Note that 97.5% confidence level is standard 95% confidence level Bonferroni corrected for 2 comparisons and that 89.5% ensures that we achieve 80% joint power (probability to correctly reject both null hypotheses if they're both false).
I expect that practice effects will accumulate monotonically with performance of SAT and Aimgod, therefore I'm trying to equalize the average practice effects between control and experimental conditions. (control: day 1 (low practice), 19 (medium practice), 20 (high practice); experimental: day 13 (medium practice), day 14 (medium practice), day 15 (medium practice))
PVT is resistant to practice effects.
I will perform two two-tailed t-tests to compare means for both hypotheses at alpha=0.025.
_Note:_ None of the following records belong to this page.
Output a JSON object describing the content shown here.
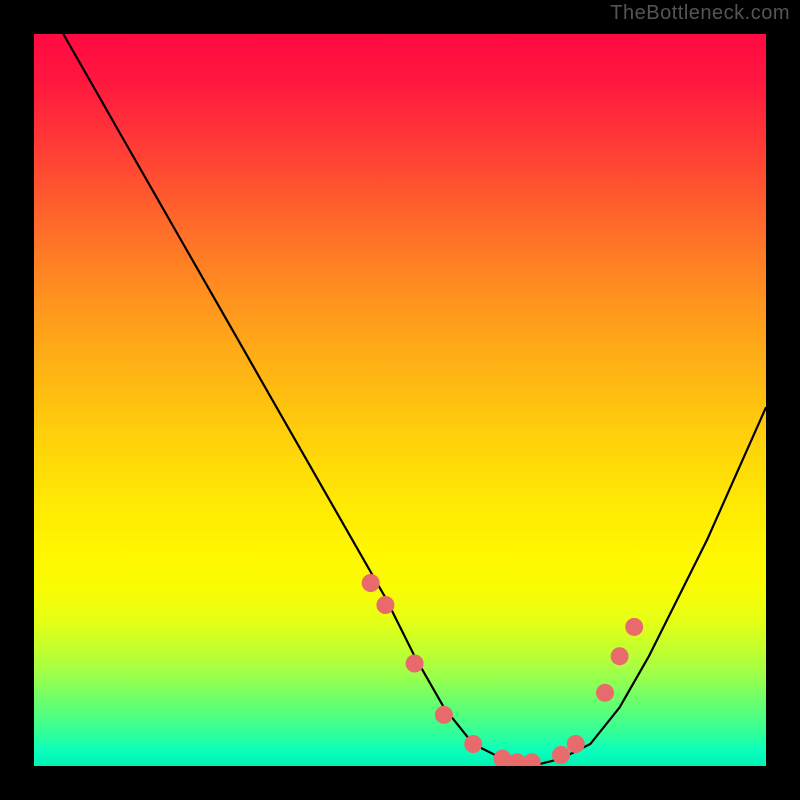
{
  "watermark": "TheBottleneck.com",
  "colors": {
    "dot": "#e86a6a",
    "curve": "#000000",
    "frame": "#000000"
  },
  "chart_data": {
    "type": "line",
    "title": "",
    "xlabel": "",
    "ylabel": "",
    "xlim": [
      0,
      100
    ],
    "ylim": [
      0,
      100
    ],
    "grid": false,
    "legend": false,
    "series": [
      {
        "name": "bottleneck-curve",
        "x": [
          4,
          8,
          12,
          16,
          20,
          24,
          28,
          32,
          36,
          40,
          44,
          48,
          52,
          56,
          60,
          64,
          68,
          72,
          76,
          80,
          84,
          88,
          92,
          96,
          100
        ],
        "y": [
          100,
          93,
          86,
          79,
          72,
          65,
          58,
          51,
          44,
          37,
          30,
          23,
          15,
          8,
          3,
          1,
          0,
          1,
          3,
          8,
          15,
          23,
          31,
          40,
          49
        ]
      }
    ],
    "markers": {
      "name": "highlighted-points",
      "x": [
        46,
        48,
        52,
        56,
        60,
        64,
        66,
        68,
        72,
        74,
        78,
        80,
        82
      ],
      "y": [
        25,
        22,
        14,
        7,
        3,
        1,
        0.5,
        0.5,
        1.5,
        3,
        10,
        15,
        19
      ]
    }
  }
}
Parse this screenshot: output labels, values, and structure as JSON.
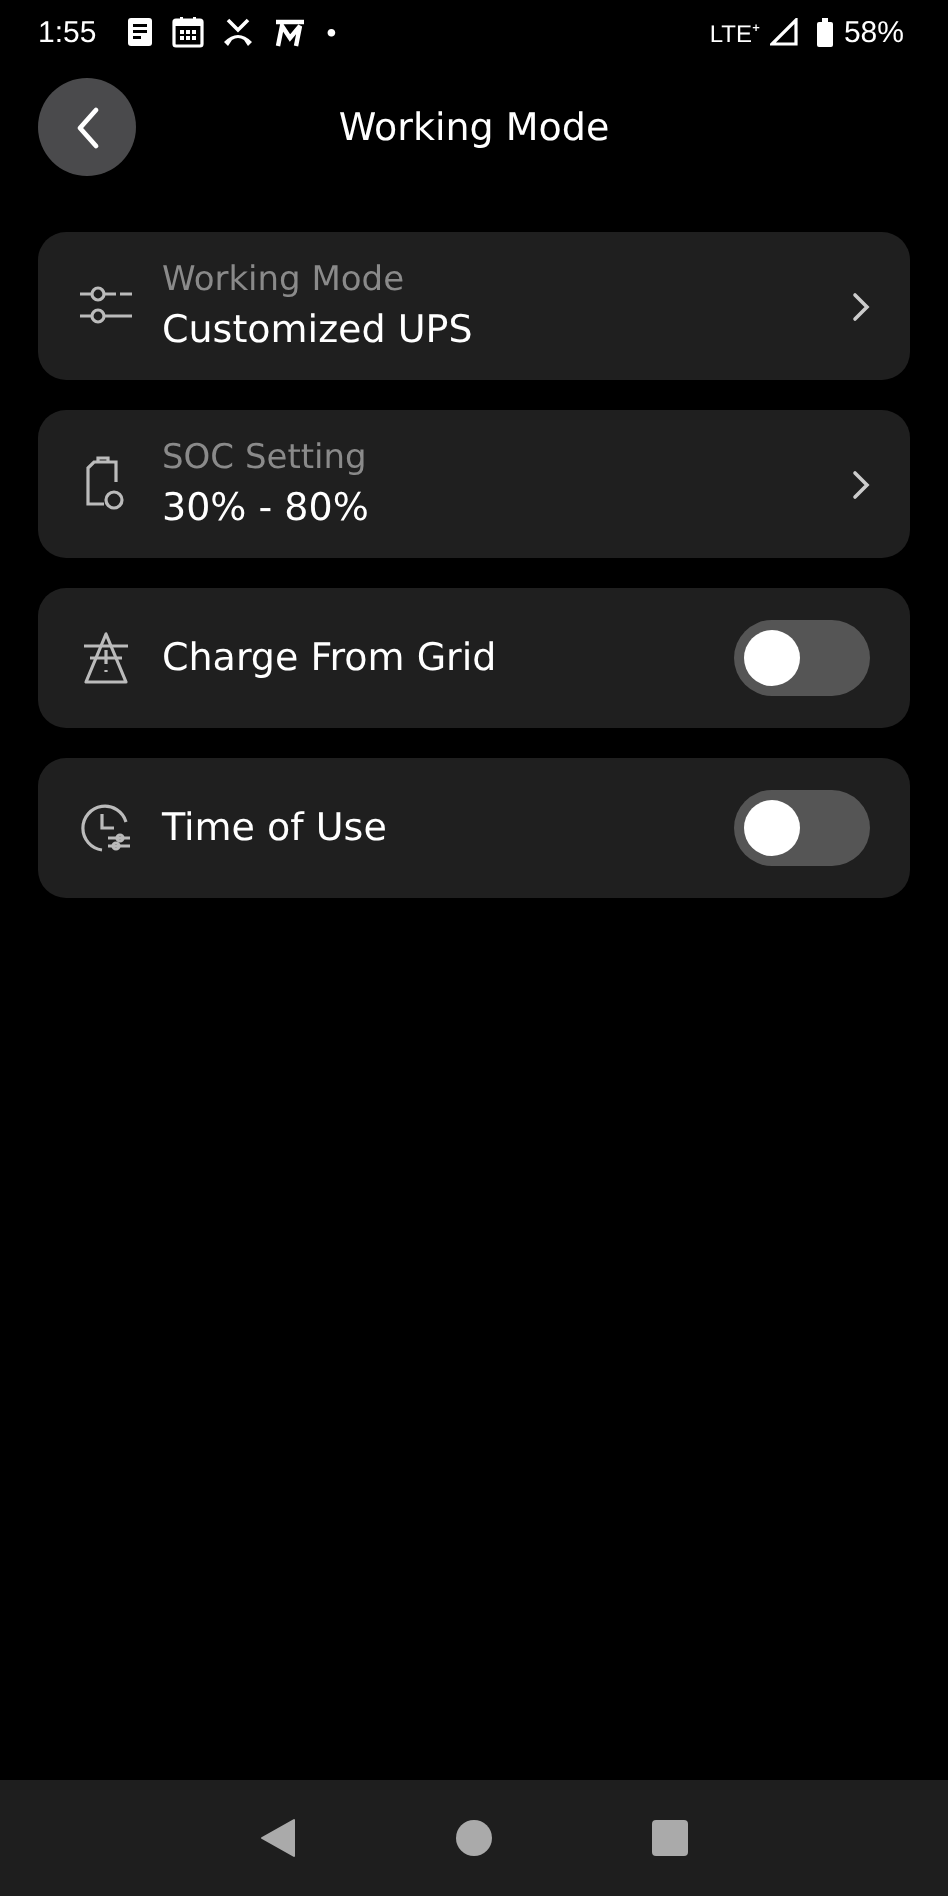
{
  "status_bar": {
    "time": "1:55",
    "dot": "•",
    "network": "LTE⁺",
    "battery": "58%"
  },
  "header": {
    "title": "Working Mode"
  },
  "settings": [
    {
      "kind": "nav",
      "label": "Working Mode",
      "value": "Customized UPS"
    },
    {
      "kind": "nav",
      "label": "SOC Setting",
      "value": "30% - 80%"
    },
    {
      "kind": "toggle",
      "label": "Charge From Grid",
      "on": false
    },
    {
      "kind": "toggle",
      "label": "Time of Use",
      "on": false
    }
  ]
}
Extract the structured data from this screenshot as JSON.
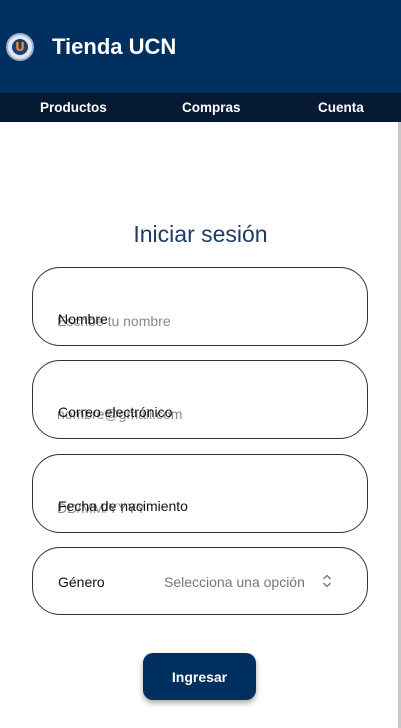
{
  "header": {
    "title": "Tienda UCN",
    "logo_letter": "U",
    "color": "#00305f"
  },
  "nav": {
    "items": [
      {
        "label": "Productos"
      },
      {
        "label": "Compras"
      },
      {
        "label": "Cuenta"
      }
    ]
  },
  "form": {
    "title": "Iniciar sesión",
    "fields": [
      {
        "label": "Nombre",
        "placeholder": "Escribe tu nombre",
        "value": ""
      },
      {
        "label": "Correo electrónico",
        "placeholder": "nombre@gmail.com",
        "value": ""
      },
      {
        "label": "Fecha de nacimiento",
        "placeholder": "DD/MM/YYYY",
        "value": ""
      }
    ],
    "gender": {
      "label": "Género",
      "selected": "Selecciona una opción",
      "icon": "chevron-updown-icon"
    },
    "submit_label": "Ingresar"
  }
}
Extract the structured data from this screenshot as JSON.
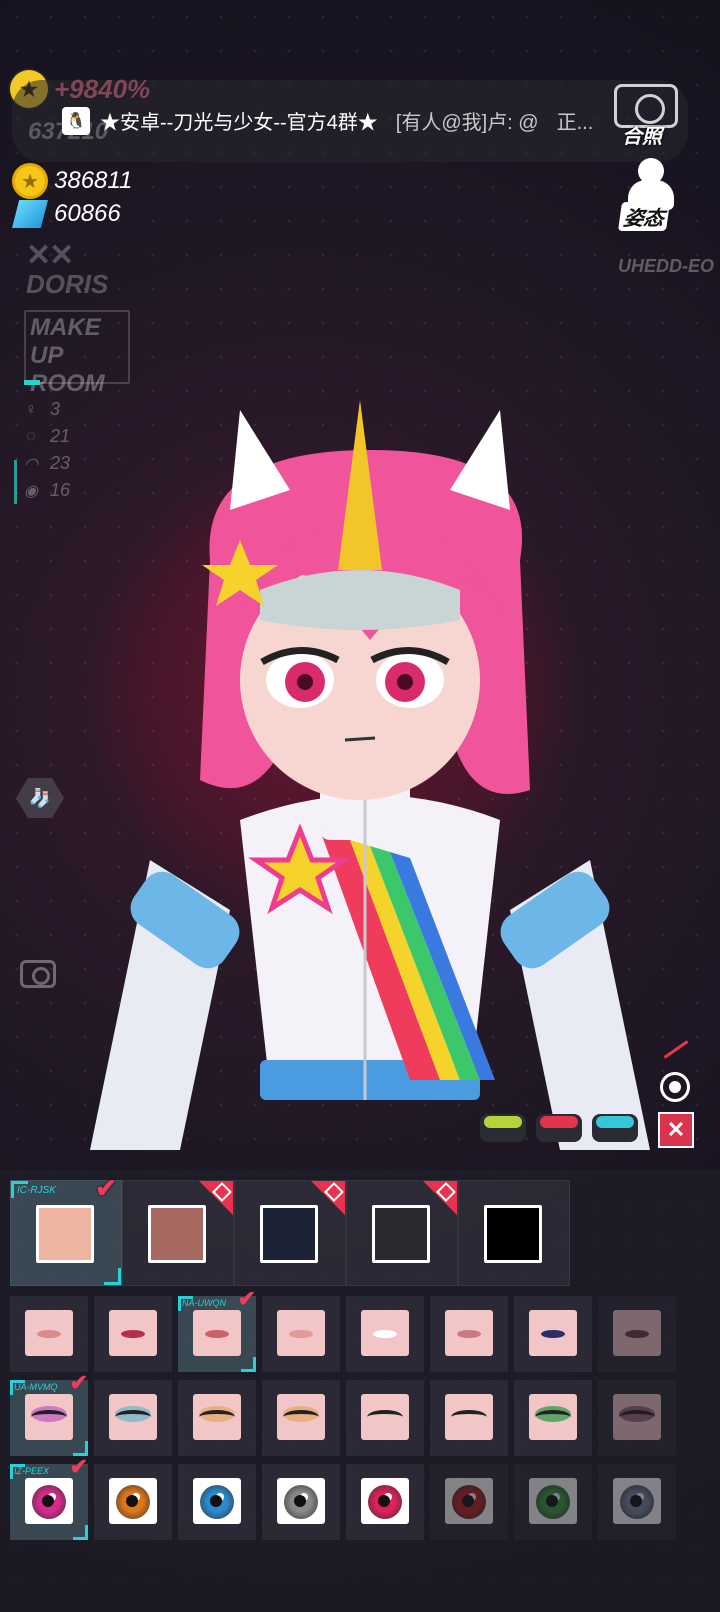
{
  "player": {
    "rank_value": "+9840%",
    "rank_sub": "637210",
    "coins": "386811",
    "gems": "60866",
    "name_mark": "✕✕",
    "name": "DORIS",
    "room_label": "MAKE UP ROOM",
    "uid": "UHEDD-EO"
  },
  "stats": [
    {
      "icon": "figure-icon",
      "glyph": "♀",
      "value": "3"
    },
    {
      "icon": "lips-icon",
      "glyph": "◌",
      "value": "21"
    },
    {
      "icon": "eye-icon",
      "glyph": "◠",
      "value": "23"
    },
    {
      "icon": "iris-icon",
      "glyph": "◉",
      "value": "16"
    }
  ],
  "chat": {
    "icon": "qq-icon",
    "title": "★安卓--刀光与少女--官方4群★",
    "message": "[有人@我]卢: @",
    "trailing": "正..."
  },
  "buttons": {
    "photo_label": "合照",
    "pose_label": "姿态"
  },
  "color_pills": [
    "#b5d43a",
    "#e2344f",
    "#35c6d8"
  ],
  "swatches": [
    {
      "tag": "IC-RJSK",
      "color": "#eeb6a2",
      "selected": true,
      "state": "checked"
    },
    {
      "tag": "",
      "color": "#a86a60",
      "selected": false,
      "state": "locked"
    },
    {
      "tag": "",
      "color": "#1c2336",
      "selected": false,
      "state": "locked"
    },
    {
      "tag": "",
      "color": "#2a2a2f",
      "selected": false,
      "state": "locked"
    },
    {
      "tag": "",
      "color": "#000000",
      "selected": false,
      "state": "none"
    }
  ],
  "lips": {
    "tag": "NA-UWQN",
    "items": [
      {
        "color": "#d98a8a",
        "selected": false,
        "dim": false
      },
      {
        "color": "#b2314a",
        "selected": false,
        "dim": false
      },
      {
        "color": "#c9626a",
        "selected": true,
        "dim": false
      },
      {
        "color": "#e09a98",
        "selected": false,
        "dim": false
      },
      {
        "color": "#ffffff",
        "selected": false,
        "dim": false
      },
      {
        "color": "#c97a80",
        "selected": false,
        "dim": false
      },
      {
        "color": "#2a2f6b",
        "selected": false,
        "dim": false
      },
      {
        "color": "#7a3a3a",
        "selected": false,
        "dim": true
      }
    ]
  },
  "eyes": {
    "tag": "UA-MVMQ",
    "items": [
      {
        "shadow": "#c25fc2",
        "selected": true,
        "dim": false
      },
      {
        "shadow": "#6fb5c9",
        "selected": false,
        "dim": false
      },
      {
        "shadow": "#e6a56a",
        "selected": false,
        "dim": false
      },
      {
        "shadow": "#e6a56a",
        "selected": false,
        "dim": false
      },
      {
        "shadow": "#f0c8c8",
        "selected": false,
        "dim": false
      },
      {
        "shadow": "#f0c8c8",
        "selected": false,
        "dim": false
      },
      {
        "shadow": "#2f9a4a",
        "selected": false,
        "dim": false
      },
      {
        "shadow": "#8a4a6a",
        "selected": false,
        "dim": true
      }
    ]
  },
  "irises": {
    "tag": "IZ-PEEX",
    "items": [
      {
        "color": "#d92a8c",
        "selected": true,
        "dim": false
      },
      {
        "color": "#e0781a",
        "selected": false,
        "dim": false
      },
      {
        "color": "#2a8ad0",
        "selected": false,
        "dim": false
      },
      {
        "color": "#8a8a8a",
        "selected": false,
        "dim": false
      },
      {
        "color": "#e0205a",
        "selected": false,
        "dim": false
      },
      {
        "color": "#c02020",
        "selected": false,
        "dim": true
      },
      {
        "color": "#3aa040",
        "selected": false,
        "dim": true
      },
      {
        "color": "#7a8aa0",
        "selected": false,
        "dim": true
      }
    ]
  }
}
I'm taking the SAT as a curiosity, will collect very few samples and will not perform any statistical analysis on them.
Pre-registering my hypotheses
As Krause et al 2017 write in their review for Nature Reviews Neuroscience:
One cognitive ability that is especially susceptible to sleep loss is attention, which serves ongoing goal-directed behaviour4. Performance on attentional tasks deteriorates in a dose-dependent manner with the amount of accrued time awake, owing to increasing sleep pressure5,6,7. The prototypic impairments on such tasks are known as 'lapses' or 'microsleeps', which involve response failures that reflect errors of omission4,5,6. More specifically, attentional maintenance becomes highly variable and erratic (with attention being sustained, lost, re-established, then lost again), resulting in unstable task performance4
My key hypothesis is that the number of lapses on PVT increases because it's a boring as hell task. It's 10 minutes just staring into the computer waiting for the red dot to appear periodically. So I think that sleep deprived are just falling asleep during the task but are otherwise functioning normally and their cognitive function is not compromised. Therefore, I expect that my PVT performance will deteriorate but Aimgod performance will not, since this is an interesting task, even though it primarily relies on attention for performance.
I will record the data and will not look at it until after the data collection is over to try to minimize the effect of my expectations on my performance. I will partially be able to see my performance level at Aimgod while performing it but will try not to do it...
Why are you not testing memory, executive function, mental rotation, creative reasoning...?
The more hypotheses I have, the more samples I need to collect for each hypothesis, in order to maintain the same false positive probability (https://en.wikipedia.org/wiki/Multiple_comparisons_problem). This is a n=1 study and I'm barely collecting enough samples to measure medium-to-large effects and will spend 10 hours performing PVT. I'm not in a position to test many hypotheses at once.